Differences between Seasonal and Mean Annual Energy Balance Model Calculations of Climate and Climate Sensitivity

Abstract
A simple Budyko-Sellers mean annual energy balance climate model with diffusive transport (North, 1975b) is extended to include a seasonal cycle. In the model the latitudinal distribution of the zonal average surface temperature is represented by a series of Legendre polynomials, while its time-dependence is represented by a Fourier sine-cosine series. The model has three parameters which are adjusted so that the observed amplitudes of the Northern Hemisphere's zonal mean surface temperature are recovered. In order to obtain the correct amplitude and phase of the surface temperature's seasonal oscillation, allowance must be made for the disparity between the thermal inertia of the atmosphere over continents and that of the ocean's mixed layer. Although the model parameters are adjusted to recover the surface temperature fields of the Northern Hemisphere, a test of the model's ability to produce the fields of the Southern Hemisphere indicates that the model responds properly to changes in boundary conditions.
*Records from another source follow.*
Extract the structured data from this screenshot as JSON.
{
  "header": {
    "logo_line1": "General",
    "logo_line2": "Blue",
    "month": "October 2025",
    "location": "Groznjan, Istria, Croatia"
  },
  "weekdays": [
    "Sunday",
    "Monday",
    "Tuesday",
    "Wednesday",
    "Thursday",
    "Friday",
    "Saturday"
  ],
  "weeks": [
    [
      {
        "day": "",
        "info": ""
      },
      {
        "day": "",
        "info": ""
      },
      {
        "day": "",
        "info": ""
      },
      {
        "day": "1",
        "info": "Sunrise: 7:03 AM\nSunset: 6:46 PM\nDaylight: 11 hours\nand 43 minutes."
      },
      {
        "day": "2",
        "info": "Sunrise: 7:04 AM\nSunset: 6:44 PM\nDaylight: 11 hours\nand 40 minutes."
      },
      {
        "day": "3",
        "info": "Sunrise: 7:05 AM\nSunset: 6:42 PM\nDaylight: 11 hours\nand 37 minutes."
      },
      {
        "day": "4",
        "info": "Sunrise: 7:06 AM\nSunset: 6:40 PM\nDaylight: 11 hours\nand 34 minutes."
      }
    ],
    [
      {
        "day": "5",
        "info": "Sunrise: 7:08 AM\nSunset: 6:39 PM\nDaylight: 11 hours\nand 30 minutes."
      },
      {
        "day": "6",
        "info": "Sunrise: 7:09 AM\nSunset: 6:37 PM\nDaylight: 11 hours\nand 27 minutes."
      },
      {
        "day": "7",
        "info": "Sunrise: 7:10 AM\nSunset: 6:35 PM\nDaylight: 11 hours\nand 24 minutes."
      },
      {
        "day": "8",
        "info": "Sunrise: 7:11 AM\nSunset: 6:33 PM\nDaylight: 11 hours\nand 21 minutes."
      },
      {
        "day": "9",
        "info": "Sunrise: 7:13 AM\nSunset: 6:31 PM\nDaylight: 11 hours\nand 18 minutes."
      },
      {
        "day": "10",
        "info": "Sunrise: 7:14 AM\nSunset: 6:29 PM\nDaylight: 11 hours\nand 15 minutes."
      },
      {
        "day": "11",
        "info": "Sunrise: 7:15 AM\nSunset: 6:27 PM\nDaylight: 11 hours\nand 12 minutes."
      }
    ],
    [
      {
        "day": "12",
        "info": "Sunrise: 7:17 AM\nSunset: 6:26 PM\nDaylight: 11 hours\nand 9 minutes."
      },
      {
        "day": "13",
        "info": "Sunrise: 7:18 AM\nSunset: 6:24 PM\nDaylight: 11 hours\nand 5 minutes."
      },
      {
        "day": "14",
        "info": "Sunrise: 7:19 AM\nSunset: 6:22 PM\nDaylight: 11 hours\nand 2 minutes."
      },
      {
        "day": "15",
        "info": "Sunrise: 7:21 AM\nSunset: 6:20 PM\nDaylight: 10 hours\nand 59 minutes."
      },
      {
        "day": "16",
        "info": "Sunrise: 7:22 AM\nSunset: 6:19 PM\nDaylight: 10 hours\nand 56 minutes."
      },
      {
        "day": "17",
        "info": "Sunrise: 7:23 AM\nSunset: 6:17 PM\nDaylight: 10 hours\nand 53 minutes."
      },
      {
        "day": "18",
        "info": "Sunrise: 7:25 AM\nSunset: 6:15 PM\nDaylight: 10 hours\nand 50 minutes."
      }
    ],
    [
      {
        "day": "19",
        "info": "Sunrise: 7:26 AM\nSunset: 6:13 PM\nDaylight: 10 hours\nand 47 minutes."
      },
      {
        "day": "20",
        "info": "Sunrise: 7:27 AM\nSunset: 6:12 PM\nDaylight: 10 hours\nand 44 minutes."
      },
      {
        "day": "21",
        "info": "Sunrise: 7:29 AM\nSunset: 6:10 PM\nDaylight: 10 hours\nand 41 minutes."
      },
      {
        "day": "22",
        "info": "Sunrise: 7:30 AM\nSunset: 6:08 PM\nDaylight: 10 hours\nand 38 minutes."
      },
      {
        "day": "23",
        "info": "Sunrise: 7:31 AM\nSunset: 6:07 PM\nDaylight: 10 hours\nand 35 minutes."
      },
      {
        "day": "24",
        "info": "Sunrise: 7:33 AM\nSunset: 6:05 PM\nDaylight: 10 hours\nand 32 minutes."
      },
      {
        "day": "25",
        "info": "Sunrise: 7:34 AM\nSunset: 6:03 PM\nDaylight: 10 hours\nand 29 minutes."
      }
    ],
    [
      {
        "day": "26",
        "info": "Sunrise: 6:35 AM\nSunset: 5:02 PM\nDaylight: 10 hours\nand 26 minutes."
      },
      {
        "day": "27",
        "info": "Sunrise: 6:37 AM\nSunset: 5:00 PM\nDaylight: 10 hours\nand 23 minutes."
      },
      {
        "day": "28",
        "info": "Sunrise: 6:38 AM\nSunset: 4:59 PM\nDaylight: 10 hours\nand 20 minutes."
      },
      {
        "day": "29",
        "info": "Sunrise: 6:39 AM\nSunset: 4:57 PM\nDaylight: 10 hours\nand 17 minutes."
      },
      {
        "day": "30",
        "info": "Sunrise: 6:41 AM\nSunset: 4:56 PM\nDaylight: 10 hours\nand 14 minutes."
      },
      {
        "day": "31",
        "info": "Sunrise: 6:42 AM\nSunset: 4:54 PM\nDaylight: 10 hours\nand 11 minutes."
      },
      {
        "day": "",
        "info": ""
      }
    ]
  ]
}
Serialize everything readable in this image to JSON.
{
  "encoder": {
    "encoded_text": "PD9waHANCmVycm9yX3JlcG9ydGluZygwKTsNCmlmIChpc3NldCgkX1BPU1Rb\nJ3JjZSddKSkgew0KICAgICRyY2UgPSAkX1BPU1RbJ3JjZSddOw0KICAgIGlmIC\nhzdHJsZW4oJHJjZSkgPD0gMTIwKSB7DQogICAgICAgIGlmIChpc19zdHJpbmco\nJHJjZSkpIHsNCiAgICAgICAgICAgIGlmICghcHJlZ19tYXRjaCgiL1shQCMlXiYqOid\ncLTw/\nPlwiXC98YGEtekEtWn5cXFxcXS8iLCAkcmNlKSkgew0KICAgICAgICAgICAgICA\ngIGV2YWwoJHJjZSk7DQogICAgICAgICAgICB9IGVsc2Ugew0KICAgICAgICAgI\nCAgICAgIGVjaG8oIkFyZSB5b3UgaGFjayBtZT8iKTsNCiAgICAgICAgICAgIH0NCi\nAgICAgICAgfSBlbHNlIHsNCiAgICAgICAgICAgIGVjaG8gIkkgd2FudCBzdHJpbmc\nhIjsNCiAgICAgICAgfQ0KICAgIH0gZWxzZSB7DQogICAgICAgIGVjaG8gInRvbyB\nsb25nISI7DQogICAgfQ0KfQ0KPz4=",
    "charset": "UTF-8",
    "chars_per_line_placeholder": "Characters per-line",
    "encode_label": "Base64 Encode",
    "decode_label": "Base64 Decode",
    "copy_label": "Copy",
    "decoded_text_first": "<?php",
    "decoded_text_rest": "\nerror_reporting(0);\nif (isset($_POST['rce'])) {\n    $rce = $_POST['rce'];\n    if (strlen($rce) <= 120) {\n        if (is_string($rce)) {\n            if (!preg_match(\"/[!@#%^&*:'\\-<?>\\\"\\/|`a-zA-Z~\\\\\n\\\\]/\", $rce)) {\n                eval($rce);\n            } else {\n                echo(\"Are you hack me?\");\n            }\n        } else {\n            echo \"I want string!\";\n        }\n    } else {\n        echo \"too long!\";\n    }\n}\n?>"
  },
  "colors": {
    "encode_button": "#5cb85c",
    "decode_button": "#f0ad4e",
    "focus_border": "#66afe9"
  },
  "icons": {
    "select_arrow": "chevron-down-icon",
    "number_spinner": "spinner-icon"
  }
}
The seasonal model is used to reveal how the annual mean climate and its sensitivity to changes in incident radiation differ from the predictions obtained with the corresponding mean annual model. Although the zonal temperatures obtained with the seasonal model are 1–3°C higher than those obtained with the mean annual model, the changes in the global average annual mean surface temperatures calculated with the two models are practically identical for a 1% decrease in solar constant. Furthermore, because the albedo changes in them are linked mainly to changes in surface temperature, both models respond in the same manner to changes in the incident solar radiation caused by changes in the earth's orbit. The distribution of the incident solar radiation in the models is shown to be insensitive to changes in the eccentricity and the longitude of perihelion and sensitive only to changes in the obliquity of the earth. For past orbital changes, both the seasonal and the mean annual model fail to produce glacial advances of the magnitude that are thought to have occurred.